New Yorker writer Malcolm Gladwell saw
this one coming years ago. He wrote a brilliant article back in 2004, “The
Picture Problem,” that detailed the challenges that even the most expert
radiologist faces when trying to decipher a mammogram image.
“Looking at a mammogram is
conceptually different from looking at images elsewhere in the body,” Memorial
Sloan-Ketterer Cancer Centre radiologist Dr. David Dershaw told Gladwell in
that piece. “Everything else has anatomy—anatomy that essentially looks the
same from one person to the next. But we don’t have that kind of standardized
information on the breast.
“The most difficult decision I
think anybody needs to make when we’re confronted with a patient is: Is this
person normal? And we have to decide that without a pattern that is reasonably
stable from individual to individual, and sometimes even without a pattern that
is the same from the left side to the right.”
The point of the article was that
humans place too much trust in pictures as revealing “truth.” The picture that
emerges from a mammogram is particularly open to interpretation.
Gladwell highlighted eye-opening
findings from the University of Washington Harborview Medical Centre as to what
happened when 10 radiologists were asked to interpret the same 150 mammograms.

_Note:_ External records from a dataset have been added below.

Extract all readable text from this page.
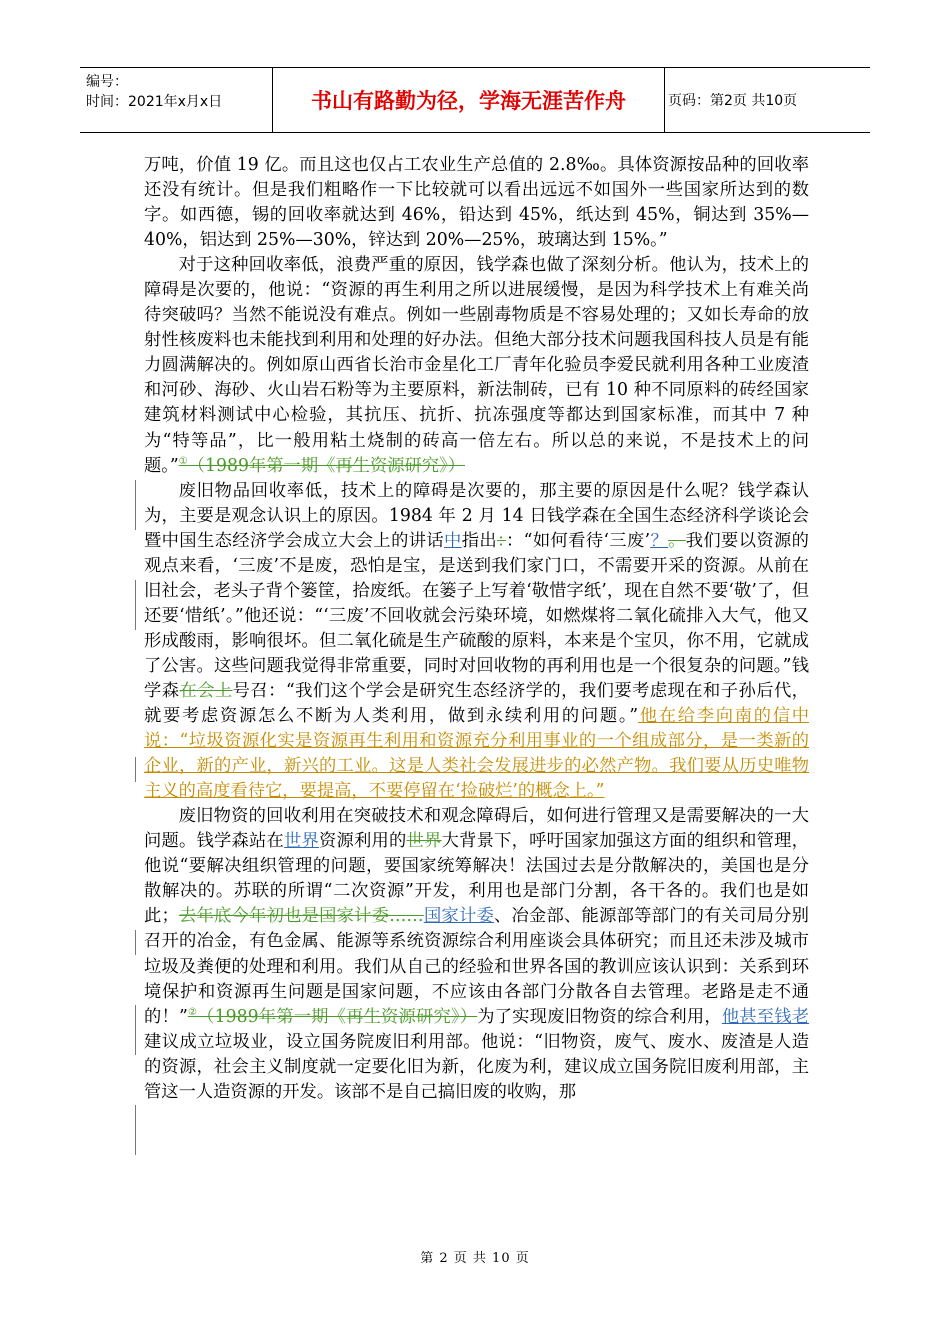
编号：
时间：2021年x月x日	书山有路勤为径，学海无涯苦作舟	页码：第2页 共10页

万吨，价值 19 亿。而且这也仅占工农业生产总值的 2.8‰。具体资源按品种的回收率还没有统计。但是我们粗略作一下比较就可以看出远远不如国外一些国家所达到的数字。如西德，锡的回收率就达到 46%，铅达到 45%，纸达到 45%，铜达到 35%—40%，铝达到 25%—30%，锌达到 20%—25%，玻璃达到 15%。”

对于这种回收率低，浪费严重的原因，钱学森也做了深刻分析。他认为，技术上的障碍是次要的，他说：“资源的再生利用之所以进展缓慢，是因为科学技术上有难关尚待突破吗？当然不能说没有难点。例如一些剧毒物质是不容易处理的；又如长寿命的放射性核废料也未能找到利用和处理的好办法。但绝大部分技术问题我国科技人员是有能力圆满解决的。例如原山西省长治市金星化工厂青年化验员李爱民就利用各种工业废渣和河砂、海砂、火山岩石粉等为主要原料，新法制砖，已有 10 种不同原料的砖经国家建筑材料测试中心检验，其抗压、抗折、抗冻强度等都达到国家标准，而其中 7 种为“特等品”，比一般用粘土烧制的砖高一倍左右。所以总的来说，不是技术上的问题。”①（1989年第一期《再生资源研究》）

废旧物品回收率低，技术上的障碍是次要的，那主要的原因是什么呢？钱学森认为，主要是观念认识上的原因。1984 年 2 月 14 日钱学森在全国生态经济科学谈论会暨中国生态经济学会成立大会上的讲话中指出：：“如何看待‘三废’？。我们要以资源的观点来看，‘三废’不是废，恐怕是宝，是送到我们家门口，不需要开采的资源。从前在旧社会，老头子背个篓筐，拾废纸。在篓子上写着‘敬惜字纸’，现在自然不要‘敬’了，但还要‘惜纸’。”他还说：“‘三废’不回收就会污染环境，如燃煤将二氧化硫排入大气，他又形成酸雨，影响很坏。但二氧化硫是生产硫酸的原料，本来是个宝贝，你不用，它就成了公害。这些问题我觉得非常重要，同时对回收物的再利用也是一个很复杂的问题。”钱学森在会上号召：“我们这个学会是研究生态经济学的，我们要考虑现在和子孙后代，就要考虑资源怎么不断为人类利用，做到永续利用的问题。”他在给李向南的信中说：“垃圾资源化实是资源再生利用和资源充分利用事业的一个组成部分，是一类新的企业，新的产业，新兴的工业。这是人类社会发展进步的必然产物。我们要从历史唯物主义的高度看待它，要提高，不要停留在‘捡破烂’的概念上。”

废旧物资的回收利用在突破技术和观念障碍后，如何进行管理又是需要解决的一大问题。钱学森站在世界资源利用的世界大背景下，呼吁国家加强这方面的组织和管理，他说“要解决组织管理的问题，要国家统筹解决！法国过去是分散解决的，美国也是分散解决的。苏联的所谓“二次资源”开发，利用也是部门分割，各干各的。我们也是如此；去年底今年初也是国家计委……国家计委、冶金部、能源部等部门的有关司局分别召开的冶金，有色金属、能源等系统资源综合利用座谈会具体研究；而且还未涉及城市垃圾及粪便的处理和利用。我们从自己的经验和世界各国的教训应该认识到：关系到环境保护和资源再生问题是国家问题，不应该由各部门分散各自去管理。老路是走不通的！”②（1989年第一期《再生资源研究》）为了实现废旧物资的综合利用，他甚至钱老建议成立垃圾业，设立国务院废旧利用部。他说：“旧物资，废气、废水、废渣是人造的资源，社会主义制度就一定要化旧为新，化废为利，建议成立国务院旧废利用部，主管这一人造资源的开发。该部不是自己搞旧废的收购，那

第 2 页 共 10 页
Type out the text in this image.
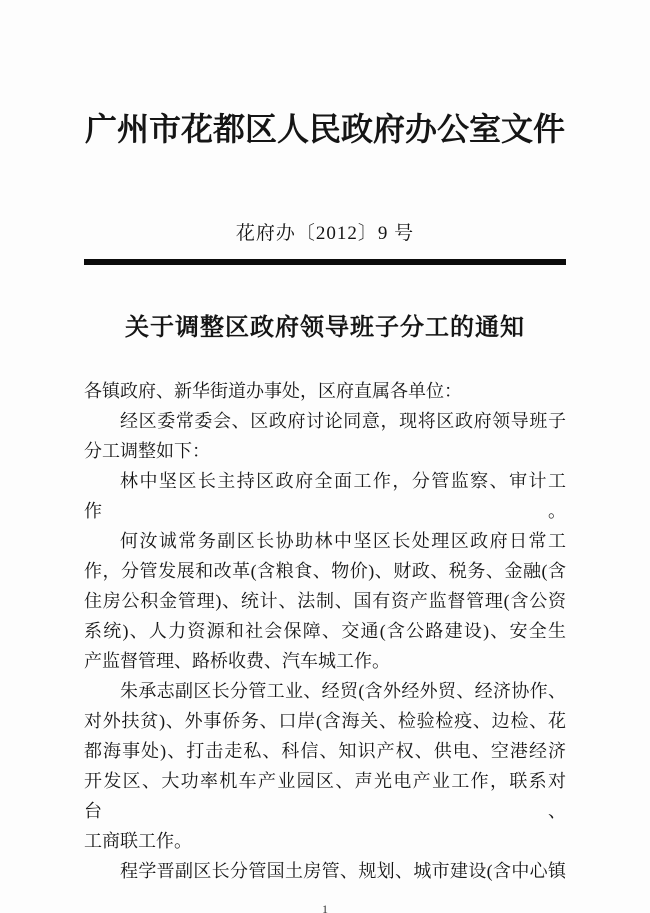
广州市花都区人民政府办公室文件
花府办〔2012〕9 号
关于调整区政府领导班子分工的通知
各镇政府、新华街道办事处，区府直属各单位：
经区委常委会、区政府讨论同意，现将区政府领导班子
分工调整如下：
林中坚区长主持区政府全面工作，分管监察、审计工作。
何汝诚常务副区长协助林中坚区长处理区政府日常工
作，分管发展和改革(含粮食、物价)、财政、税务、金融(含
住房公积金管理)、统计、法制、国有资产监督管理(含公资
系统)、人力资源和社会保障、交通(含公路建设)、安全生
产监督管理、路桥收费、汽车城工作。
朱承志副区长分管工业、经贸(含外经外贸、经济协作、
对外扶贫)、外事侨务、口岸(含海关、检验检疫、边检、花
都海事处)、打击走私、科信、知识产权、供电、空港经济
开发区、大功率机车产业园区、声光电产业工作，联系对台、
工商联工作。
程学晋副区长分管国土房管、规划、城市建设(含中心镇
1
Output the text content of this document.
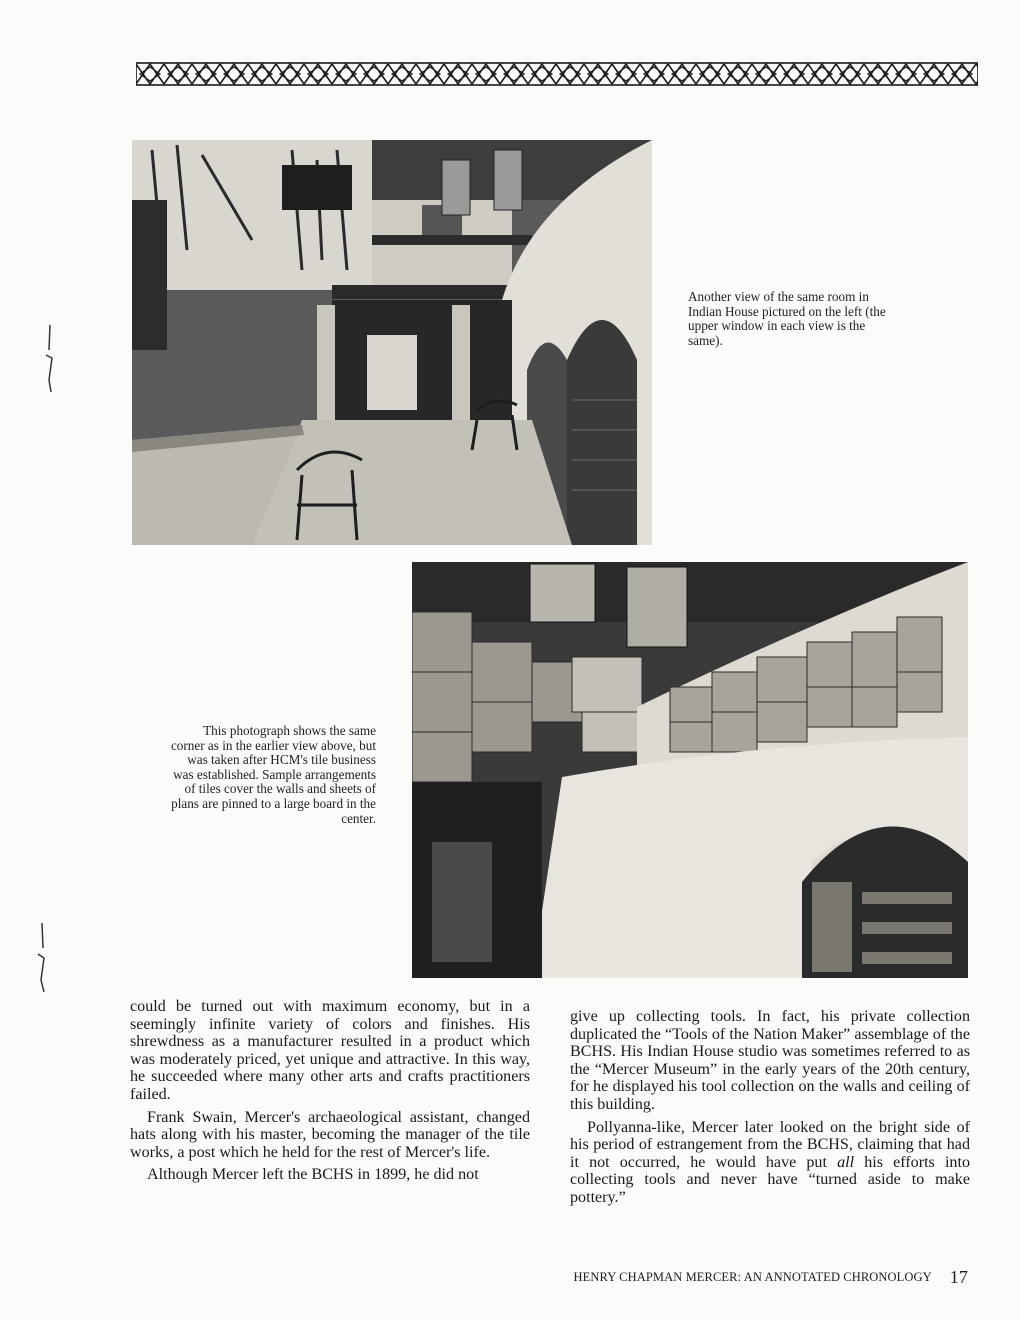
Another view of the same room in Indian House pictured on the left (the upper window in each view is the same).
This photograph shows the same corner as in the earlier view above, but was taken after HCM's tile business was established. Sample arrangements of tiles cover the walls and sheets of plans are pinned to a large board in the center.

could be turned out with maximum economy, but in a seemingly infinite variety of colors and finishes. His shrewdness as a manufacturer resulted in a product which was moderately priced, yet unique and attractive. In this way, he succeeded where many other arts and crafts practitioners failed.

Frank Swain, Mercer's archaeological assistant, changed hats along with his master, becoming the manager of the tile works, a post which he held for the rest of Mercer's life.

Although Mercer left the BCHS in 1899, he did not

give up collecting tools. In fact, his private collection duplicated the “Tools of the Nation Maker” assemblage of the BCHS. His Indian House studio was sometimes referred to as the “Mercer Museum” in the early years of the 20th century, for he displayed his tool collection on the walls and ceiling of this building.

Pollyanna-like, Mercer later looked on the bright side of his period of estrangement from the BCHS, claiming that had it not occurred, he would have put all his efforts into collecting tools and never have “turned aside to make pottery.”

HENRY CHAPMAN MERCER: AN ANNOTATED CHRONOLOGY 17
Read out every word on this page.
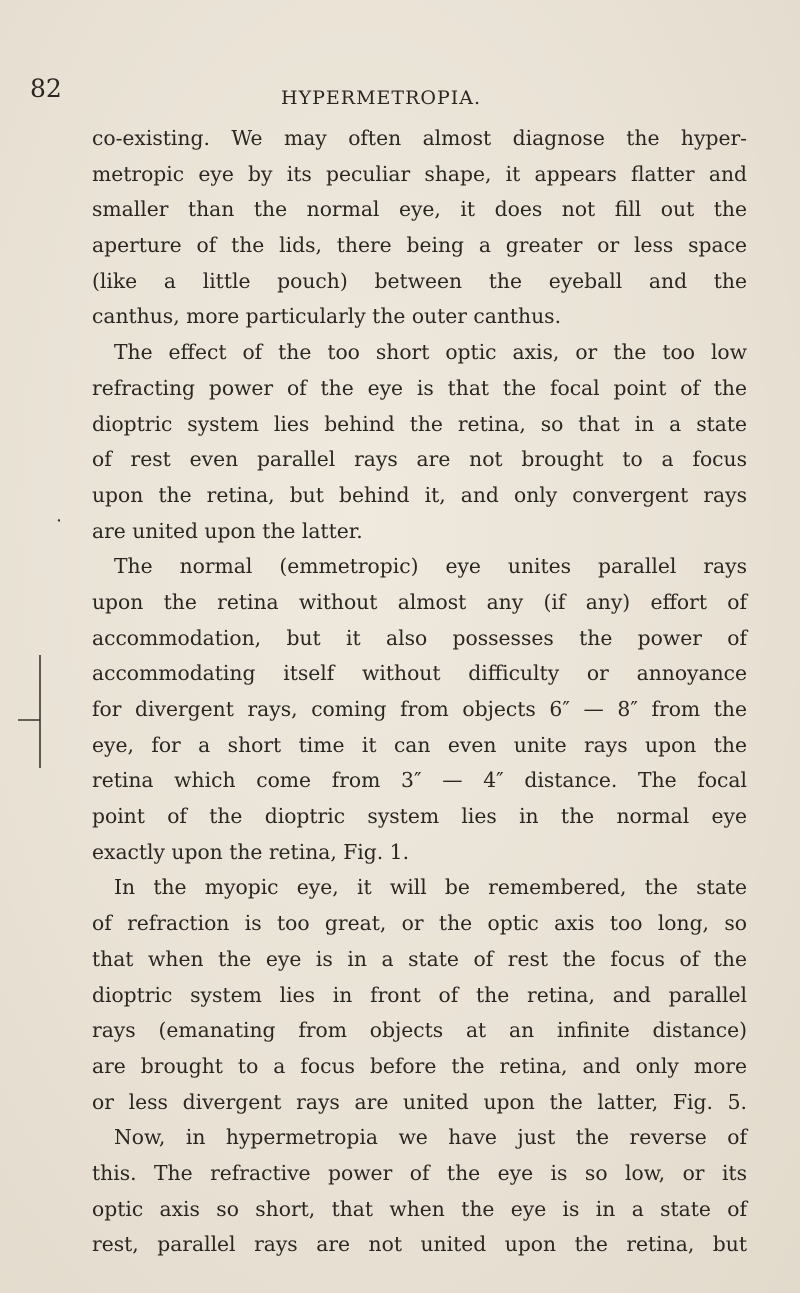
82	HYPERMETROPIA.
co-existing. We may often almost diagnose the hyper-
metropic eye by its peculiar shape, it appears flatter and
smaller than the normal eye, it does not fill out the
aperture of the lids, there being a greater or less space
(like a little pouch) between the eyeball and the
canthus, more particularly the outer canthus.
The effect of the too short optic axis, or the too low
refracting power of the eye is that the focal point of the
dioptric system lies behind the retina, so that in a state
of rest even parallel rays are not brought to a focus
upon the retina, but behind it, and only convergent rays
are united upon the latter.
The normal (emmetropic) eye unites parallel rays
upon the retina without almost any (if any) effort of
accommodation, but it also possesses the power of
accommodating itself without difficulty or annoyance
for divergent rays, coming from objects 6″ — 8″ from the
eye, for a short time it can even unite rays upon the
retina which come from 3″ — 4″ distance. The focal
point of the dioptric system lies in the normal eye
exactly upon the retina, Fig. 1.
In the myopic eye, it will be remembered, the state
of refraction is too great, or the optic axis too long, so
that when the eye is in a state of rest the focus of the
dioptric system lies in front of the retina, and parallel
rays (emanating from objects at an infinite distance)
are brought to a focus before the retina, and only more
or less divergent rays are united upon the latter, Fig. 5.
Now, in hypermetropia we have just the reverse of
this. The refractive power of the eye is so low, or its
optic axis so short, that when the eye is in a state of
rest, parallel rays are not united upon the retina, but
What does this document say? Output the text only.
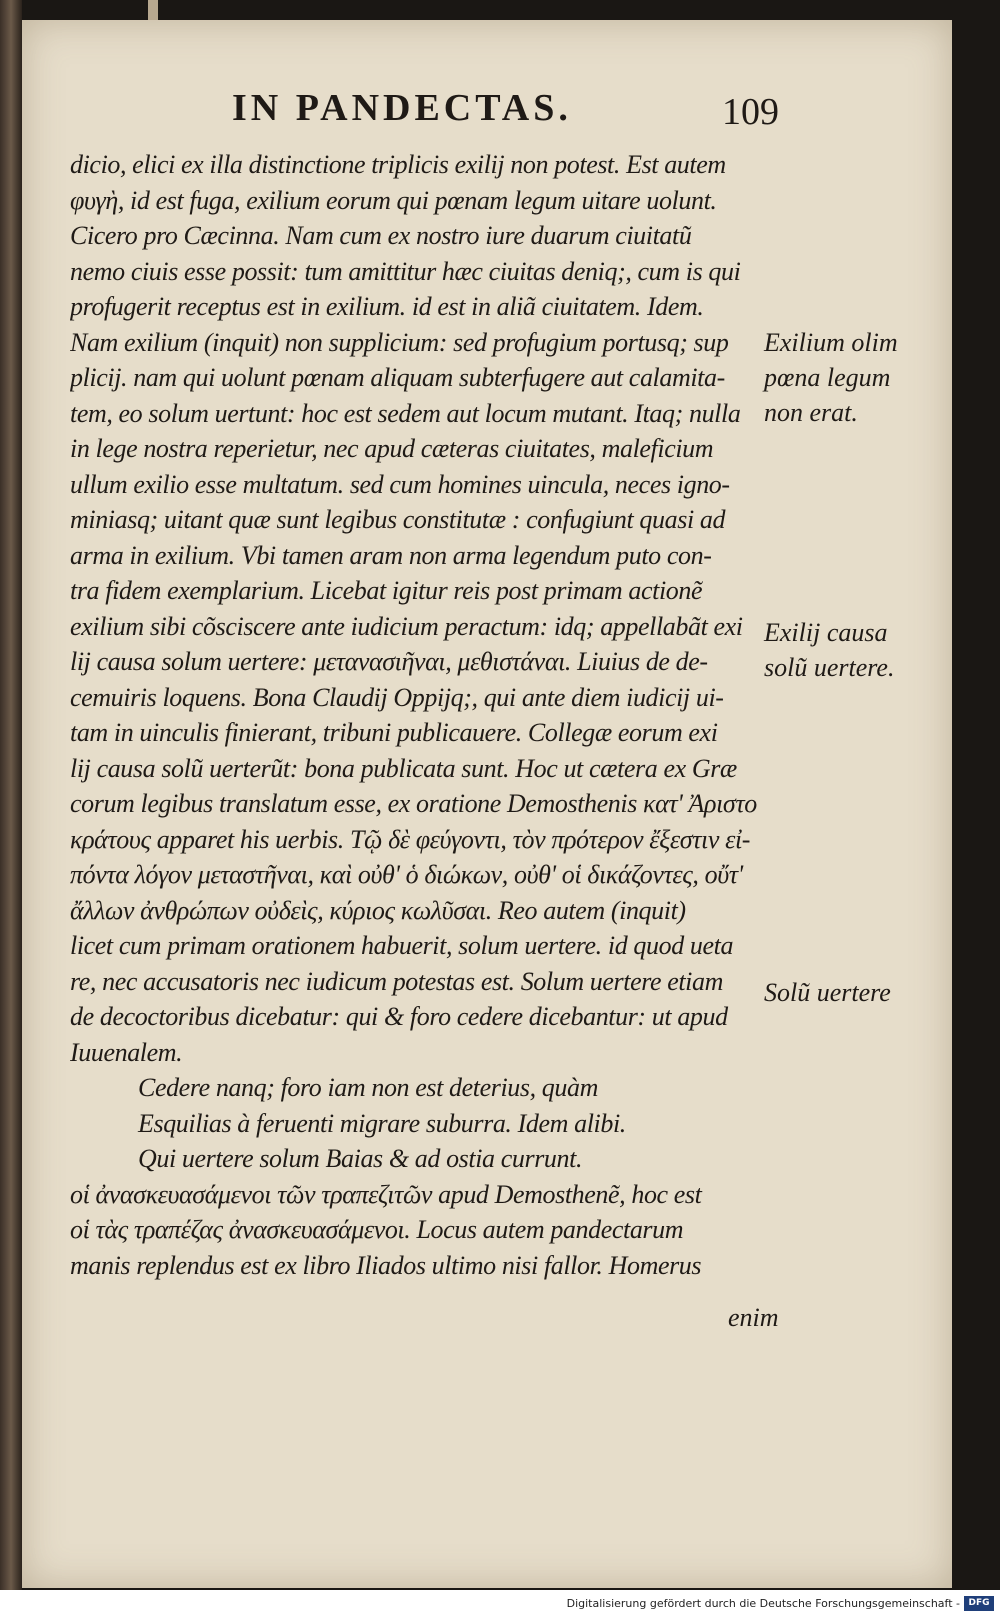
IN PANDECTAS.	109
dicio, elici ex illa distinctione triplicis exilij non potest. Est autem
φυγὴ, id est fuga, exilium eorum qui pœnam legum uitare uolunt.
Cicero pro Cæcinna. Nam cum ex nostro iure duarum ciuitatũ
nemo ciuis esse possit: tum amittitur hæc ciuitas deniq;, cum is qui
profugerit receptus est in exilium. id est in aliã ciuitatem. Idem.
Nam exilium (inquit) non supplicium: sed profugium portusq; sup
plicij. nam qui uolunt pœnam aliquam subterfugere aut calamita-
tem, eo solum uertunt: hoc est sedem aut locum mutant. Itaq; nulla
in lege nostra reperietur, nec apud cæteras ciuitates, maleficium
ullum exilio esse multatum. sed cum homines uincula, neces igno-
miniasq; uitant quæ sunt legibus constitutæ : confugiunt quasi ad
arma in exilium. Vbi tamen aram non arma legendum puto con-
tra fidem exemplarium. Licebat igitur reis post primam actionẽ
exilium sibi cõsciscere ante iudicium peractum: idq; appellabãt exi
lij causa solum uertere: μετανασιῆναι, μεθιστάναι. Liuius de de-
cemuiris loquens. Bona Claudij Oppijq;, qui ante diem iudicij ui-
tam in uinculis finierant, tribuni publicauere. Collegæ eorum exi
lij causa solũ uerterũt: bona publicata sunt. Hoc ut cætera ex Græ
corum legibus translatum esse, ex oratione Demosthenis κατ' Ἀριστο
κράτους apparet his uerbis. Τῷ δὲ φεύγοντι, τὸν πρότερον ἔξεστιν εἰ-
πόντα λόγον μεταστῆναι, καὶ οὐθ' ὁ διώκων, οὐθ' οἱ δικάζοντες, οὔτ'
ἄλλων ἀνθρώπων οὐδεὶς, κύριος κωλῦσαι. Reo autem (inquit)
licet cum primam orationem habuerit, solum uertere. id quod ueta
re, nec accusatoris nec iudicum potestas est. Solum uertere etiam
de decoctoribus dicebatur: qui & foro cedere dicebantur: ut apud
Iuuenalem.
Cedere nanq; foro iam non est deterius, quàm
Esquilias à feruenti migrare suburra. Idem alibi.
Qui uertere solum Baias & ad ostia currunt.
οἱ ἀνασκευασάμενοι τῶν τραπεζιτῶν apud Demosthenẽ, hoc est
οἱ τὰς τραπέζας ἀνασκευασάμενοι. Locus autem pandectarum
manis replendus est ex libro Iliados ultimo nisi fallor. Homerus
Exilium olim
pœna legum
non erat.
Exilij causa
solũ uertere.
Solũ uertere
enim
Digitalisierung gefördert durch die Deutsche Forschungsgemeinschaft - DFG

One caught 85 per cent of cancers
in the images right away. Another caught 37 per cent. Some saw many things to
worry about, others saw none. In one case, three radiologists deemed a lump visible
in the image to be normal, two others saw it as abnormal but probably benign, four
weren’t sure, and one was certain it was cancerous.
Mammography does save lives. But
not many, as it turns out. If 1,000 women who are age 60 right now have an
annual (and let’s presume correctly interpreted) mammogram every year for the
next decade - 10,000 mammograms, with all the expense that entails - breast
cancer deaths among the group could be expected to drop from nine to six.
Nobody can blame us for wanting a
fail-safe test that catches cancer early. Alas, the science isn’t there yet,
and at any rate something new will likely be killing us by that point. Such is
the nature of the human condition.
Preventing breast cancer remains
important, of course. But so much of prevention comes down to personal
responsibility - for what you eat; how often you exercise; how much you weigh; your
alcohol consumption.
The world will rejoice when they
come up with a screening program that corrects for bad habits. Until then, take
care.
1 comment:
It has been well known for years, by scientists working in the health fields, that over testing can lead to worse results than not testing at all. Some testing is beneficial, but all testing has false positives built in.
This does not mean that "Science is Uncertain" as you suggest. Well of course all science is subject to revision when observations contradict current theories. But science can also give you knowledge upon which you can safely risk your life. In fact we all risk our lives on the findings of science every day of our lives.
For any medical test there is, depending on the nature of the test and the nature of the disease, a proper level of testing, and too much can be worse than too little. This has been known for decades but, alas, rarely do our press report this.